The radical Islamic Taliban in Afghanistan, who are struggling for international recognition, will be allowing girls to attend secondary schools next week at the start of the new school year.

"All schools will be opened to all boys and girls," Kabul Education Ministry spokesman Asis Ahmad Rajan told Reuters on Thursday.

However, girls should only be taught separately from boys and only by female teachers.

In rural areas with few teaching staff, older teachers could, exceptionally, also take over the teaching of the girls.

Access to education for girls and women is one of the key demands of the international community to the Taliban, who took over the government last August after years of fighting.
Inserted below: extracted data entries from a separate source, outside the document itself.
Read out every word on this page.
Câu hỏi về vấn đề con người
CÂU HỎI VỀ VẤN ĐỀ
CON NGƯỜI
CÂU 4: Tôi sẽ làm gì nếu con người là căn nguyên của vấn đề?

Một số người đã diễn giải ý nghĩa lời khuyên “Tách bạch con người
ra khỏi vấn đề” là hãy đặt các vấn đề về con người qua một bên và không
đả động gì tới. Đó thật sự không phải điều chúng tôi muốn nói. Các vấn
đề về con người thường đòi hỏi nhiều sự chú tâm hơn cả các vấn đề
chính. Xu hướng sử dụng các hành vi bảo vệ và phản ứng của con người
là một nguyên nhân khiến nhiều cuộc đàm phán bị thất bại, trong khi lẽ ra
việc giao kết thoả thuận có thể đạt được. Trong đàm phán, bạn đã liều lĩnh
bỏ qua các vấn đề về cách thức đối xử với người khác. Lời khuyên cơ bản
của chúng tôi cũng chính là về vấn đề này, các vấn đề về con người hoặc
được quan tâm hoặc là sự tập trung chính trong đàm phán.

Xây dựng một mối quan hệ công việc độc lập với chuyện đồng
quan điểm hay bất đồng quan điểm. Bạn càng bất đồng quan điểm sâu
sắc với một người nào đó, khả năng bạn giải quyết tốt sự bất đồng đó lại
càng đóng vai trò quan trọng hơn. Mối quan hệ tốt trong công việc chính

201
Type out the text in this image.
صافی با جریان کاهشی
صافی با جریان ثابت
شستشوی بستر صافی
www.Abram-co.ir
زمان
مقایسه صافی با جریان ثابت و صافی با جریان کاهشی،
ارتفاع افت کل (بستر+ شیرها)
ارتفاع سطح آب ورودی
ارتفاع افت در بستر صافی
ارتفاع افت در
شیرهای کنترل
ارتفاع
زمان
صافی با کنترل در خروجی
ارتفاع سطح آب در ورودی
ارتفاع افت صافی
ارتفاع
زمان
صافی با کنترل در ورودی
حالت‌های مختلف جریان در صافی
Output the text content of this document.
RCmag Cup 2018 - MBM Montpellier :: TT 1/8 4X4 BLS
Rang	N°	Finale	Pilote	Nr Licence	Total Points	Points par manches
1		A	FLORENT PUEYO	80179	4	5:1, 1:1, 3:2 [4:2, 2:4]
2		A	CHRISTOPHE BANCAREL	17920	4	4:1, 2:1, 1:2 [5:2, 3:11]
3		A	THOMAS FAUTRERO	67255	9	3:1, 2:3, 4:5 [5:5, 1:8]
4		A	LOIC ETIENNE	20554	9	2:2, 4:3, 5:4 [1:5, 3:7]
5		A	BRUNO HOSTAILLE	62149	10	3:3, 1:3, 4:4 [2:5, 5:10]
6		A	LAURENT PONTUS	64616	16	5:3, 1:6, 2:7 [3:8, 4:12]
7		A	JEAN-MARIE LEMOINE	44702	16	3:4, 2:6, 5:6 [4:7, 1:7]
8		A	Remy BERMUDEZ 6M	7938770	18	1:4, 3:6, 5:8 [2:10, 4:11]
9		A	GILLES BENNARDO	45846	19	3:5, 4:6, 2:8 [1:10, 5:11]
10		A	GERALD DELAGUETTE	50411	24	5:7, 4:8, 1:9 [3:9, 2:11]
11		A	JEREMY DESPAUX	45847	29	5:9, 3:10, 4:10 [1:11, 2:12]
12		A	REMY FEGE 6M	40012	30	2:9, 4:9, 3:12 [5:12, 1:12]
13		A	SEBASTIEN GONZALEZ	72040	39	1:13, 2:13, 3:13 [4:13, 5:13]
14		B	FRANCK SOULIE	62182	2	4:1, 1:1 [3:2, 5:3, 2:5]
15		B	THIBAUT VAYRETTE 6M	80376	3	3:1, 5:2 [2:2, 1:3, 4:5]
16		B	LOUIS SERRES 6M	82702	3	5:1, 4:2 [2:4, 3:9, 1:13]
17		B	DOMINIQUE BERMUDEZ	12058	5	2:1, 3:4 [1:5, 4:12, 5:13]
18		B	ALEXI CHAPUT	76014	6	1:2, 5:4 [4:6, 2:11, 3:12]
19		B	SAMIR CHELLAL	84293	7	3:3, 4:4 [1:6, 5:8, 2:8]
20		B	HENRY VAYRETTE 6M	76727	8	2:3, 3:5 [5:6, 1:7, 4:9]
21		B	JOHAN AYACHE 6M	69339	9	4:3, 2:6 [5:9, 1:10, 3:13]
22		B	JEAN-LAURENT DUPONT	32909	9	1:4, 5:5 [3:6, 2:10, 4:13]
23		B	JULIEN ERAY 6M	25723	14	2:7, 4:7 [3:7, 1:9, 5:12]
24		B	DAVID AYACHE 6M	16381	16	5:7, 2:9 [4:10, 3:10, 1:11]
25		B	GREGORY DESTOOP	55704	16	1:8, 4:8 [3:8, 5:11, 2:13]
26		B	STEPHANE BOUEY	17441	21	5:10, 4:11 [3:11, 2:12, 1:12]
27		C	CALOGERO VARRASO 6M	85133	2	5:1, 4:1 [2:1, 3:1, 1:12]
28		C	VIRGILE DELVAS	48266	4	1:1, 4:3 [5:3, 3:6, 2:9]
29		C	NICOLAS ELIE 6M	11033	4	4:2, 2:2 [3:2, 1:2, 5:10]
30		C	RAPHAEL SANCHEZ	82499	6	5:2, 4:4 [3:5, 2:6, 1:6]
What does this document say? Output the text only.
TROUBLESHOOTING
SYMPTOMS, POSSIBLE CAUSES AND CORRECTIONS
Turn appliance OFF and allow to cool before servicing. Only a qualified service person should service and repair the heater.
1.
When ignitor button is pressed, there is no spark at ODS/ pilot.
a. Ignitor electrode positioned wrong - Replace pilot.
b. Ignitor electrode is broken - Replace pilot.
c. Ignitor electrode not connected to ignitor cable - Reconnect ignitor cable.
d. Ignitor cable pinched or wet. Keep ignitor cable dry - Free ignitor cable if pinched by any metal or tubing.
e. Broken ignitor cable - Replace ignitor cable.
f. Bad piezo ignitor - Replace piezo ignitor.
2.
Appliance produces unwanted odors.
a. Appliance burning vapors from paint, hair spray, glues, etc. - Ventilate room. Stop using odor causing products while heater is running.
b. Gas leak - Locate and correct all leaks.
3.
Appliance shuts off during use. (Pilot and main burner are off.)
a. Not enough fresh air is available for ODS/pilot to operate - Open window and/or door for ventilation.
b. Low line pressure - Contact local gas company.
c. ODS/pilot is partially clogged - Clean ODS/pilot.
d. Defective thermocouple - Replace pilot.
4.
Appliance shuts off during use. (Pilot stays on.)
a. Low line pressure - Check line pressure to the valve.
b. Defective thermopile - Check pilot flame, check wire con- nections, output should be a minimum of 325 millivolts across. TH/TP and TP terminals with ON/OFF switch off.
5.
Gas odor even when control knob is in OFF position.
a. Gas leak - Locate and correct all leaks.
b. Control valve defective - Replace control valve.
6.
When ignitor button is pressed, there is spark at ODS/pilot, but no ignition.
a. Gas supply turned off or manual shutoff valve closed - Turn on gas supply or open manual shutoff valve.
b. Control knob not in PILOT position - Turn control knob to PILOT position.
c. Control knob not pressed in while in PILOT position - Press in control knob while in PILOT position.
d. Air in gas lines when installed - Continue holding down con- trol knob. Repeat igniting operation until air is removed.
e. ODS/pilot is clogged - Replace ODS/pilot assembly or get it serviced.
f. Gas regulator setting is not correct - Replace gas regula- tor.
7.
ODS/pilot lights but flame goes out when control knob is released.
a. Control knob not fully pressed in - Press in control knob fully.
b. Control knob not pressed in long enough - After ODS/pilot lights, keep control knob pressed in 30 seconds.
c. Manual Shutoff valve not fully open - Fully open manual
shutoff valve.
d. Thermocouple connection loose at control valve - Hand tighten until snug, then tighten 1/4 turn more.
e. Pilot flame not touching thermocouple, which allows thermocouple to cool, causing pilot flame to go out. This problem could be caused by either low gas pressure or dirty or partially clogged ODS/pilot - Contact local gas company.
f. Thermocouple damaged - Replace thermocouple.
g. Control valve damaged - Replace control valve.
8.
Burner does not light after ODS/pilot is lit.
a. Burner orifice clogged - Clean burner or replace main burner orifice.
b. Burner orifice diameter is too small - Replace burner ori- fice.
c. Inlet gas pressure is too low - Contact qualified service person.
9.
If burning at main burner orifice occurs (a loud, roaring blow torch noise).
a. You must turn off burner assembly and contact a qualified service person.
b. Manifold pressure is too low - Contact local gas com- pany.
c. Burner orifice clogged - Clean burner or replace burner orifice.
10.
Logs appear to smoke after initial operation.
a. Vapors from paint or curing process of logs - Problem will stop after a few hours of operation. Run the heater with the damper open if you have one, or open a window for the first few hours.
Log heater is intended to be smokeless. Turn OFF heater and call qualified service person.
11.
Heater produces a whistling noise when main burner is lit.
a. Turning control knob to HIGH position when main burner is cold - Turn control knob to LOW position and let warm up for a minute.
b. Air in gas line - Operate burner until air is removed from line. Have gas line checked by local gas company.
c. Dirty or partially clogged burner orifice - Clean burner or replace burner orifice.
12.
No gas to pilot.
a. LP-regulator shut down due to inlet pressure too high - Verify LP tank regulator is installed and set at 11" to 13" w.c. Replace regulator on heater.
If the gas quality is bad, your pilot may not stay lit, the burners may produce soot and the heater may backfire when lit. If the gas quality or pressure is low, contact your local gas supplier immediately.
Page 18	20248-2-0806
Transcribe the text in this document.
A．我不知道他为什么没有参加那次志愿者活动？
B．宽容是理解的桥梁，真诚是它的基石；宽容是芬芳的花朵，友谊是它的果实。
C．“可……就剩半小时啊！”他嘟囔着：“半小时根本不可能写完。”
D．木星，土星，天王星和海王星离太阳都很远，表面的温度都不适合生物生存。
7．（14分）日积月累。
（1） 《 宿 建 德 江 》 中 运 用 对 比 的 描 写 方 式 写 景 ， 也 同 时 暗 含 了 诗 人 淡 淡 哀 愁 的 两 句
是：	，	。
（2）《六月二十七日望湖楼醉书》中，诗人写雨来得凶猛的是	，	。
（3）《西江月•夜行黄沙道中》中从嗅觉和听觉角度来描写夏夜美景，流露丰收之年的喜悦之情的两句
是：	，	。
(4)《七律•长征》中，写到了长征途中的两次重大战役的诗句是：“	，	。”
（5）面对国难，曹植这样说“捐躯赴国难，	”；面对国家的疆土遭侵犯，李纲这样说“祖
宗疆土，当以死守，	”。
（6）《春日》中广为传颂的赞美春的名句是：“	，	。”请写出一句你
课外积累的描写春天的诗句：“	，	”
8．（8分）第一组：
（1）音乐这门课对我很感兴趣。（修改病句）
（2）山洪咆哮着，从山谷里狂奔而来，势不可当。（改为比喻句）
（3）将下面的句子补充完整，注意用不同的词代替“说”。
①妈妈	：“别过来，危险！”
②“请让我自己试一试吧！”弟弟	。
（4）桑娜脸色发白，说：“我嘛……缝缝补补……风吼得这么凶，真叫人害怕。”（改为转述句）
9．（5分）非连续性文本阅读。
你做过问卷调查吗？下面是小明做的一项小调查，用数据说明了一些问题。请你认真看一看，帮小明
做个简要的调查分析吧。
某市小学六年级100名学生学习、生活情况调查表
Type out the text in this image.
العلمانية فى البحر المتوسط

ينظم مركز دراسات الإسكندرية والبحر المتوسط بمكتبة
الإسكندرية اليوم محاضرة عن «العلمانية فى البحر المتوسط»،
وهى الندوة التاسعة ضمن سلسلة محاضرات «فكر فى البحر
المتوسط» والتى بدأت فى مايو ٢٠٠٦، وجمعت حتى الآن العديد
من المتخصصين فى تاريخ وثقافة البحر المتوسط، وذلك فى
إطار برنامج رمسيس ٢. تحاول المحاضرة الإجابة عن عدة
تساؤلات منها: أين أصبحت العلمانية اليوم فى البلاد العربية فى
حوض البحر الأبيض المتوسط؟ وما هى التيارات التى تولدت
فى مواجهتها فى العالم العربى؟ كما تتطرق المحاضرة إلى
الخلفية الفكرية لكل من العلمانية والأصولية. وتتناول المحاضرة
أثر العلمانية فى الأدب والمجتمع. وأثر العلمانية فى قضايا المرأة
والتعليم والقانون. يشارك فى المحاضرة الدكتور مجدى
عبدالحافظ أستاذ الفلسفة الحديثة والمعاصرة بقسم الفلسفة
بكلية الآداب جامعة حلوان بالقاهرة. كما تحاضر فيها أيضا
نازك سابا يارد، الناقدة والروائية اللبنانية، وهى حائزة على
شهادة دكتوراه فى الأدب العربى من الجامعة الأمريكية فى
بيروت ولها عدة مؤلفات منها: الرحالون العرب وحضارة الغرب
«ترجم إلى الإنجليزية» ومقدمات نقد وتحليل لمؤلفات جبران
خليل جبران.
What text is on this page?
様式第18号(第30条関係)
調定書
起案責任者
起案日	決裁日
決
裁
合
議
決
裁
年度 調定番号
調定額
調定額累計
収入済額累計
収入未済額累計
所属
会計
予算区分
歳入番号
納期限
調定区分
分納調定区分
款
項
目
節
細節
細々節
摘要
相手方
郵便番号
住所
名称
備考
Most countries do not recognize the new rulers and justify this, among other things, with the position of women in a fundamentalist Islamist society.

During their first rule from 1996 to 2001, the Taliban excluded women from education and almost all jobs.

The Taliban want to go back to governing the country according to their interpretation of Islamic law.

At the same time, they depend on billions in aid from the West to fight widespread poverty and hunger.

The aid was largely discontinued last year.

Women in Afghanistan have reported in recent months that they are often denied participation in public life.

In several cases, those affected had to give up their jobs.

Women's rights director Heather Barr at Human Rights Watch warned that the reopening of schools for girls is not necessarily an indication of respect for women's rights.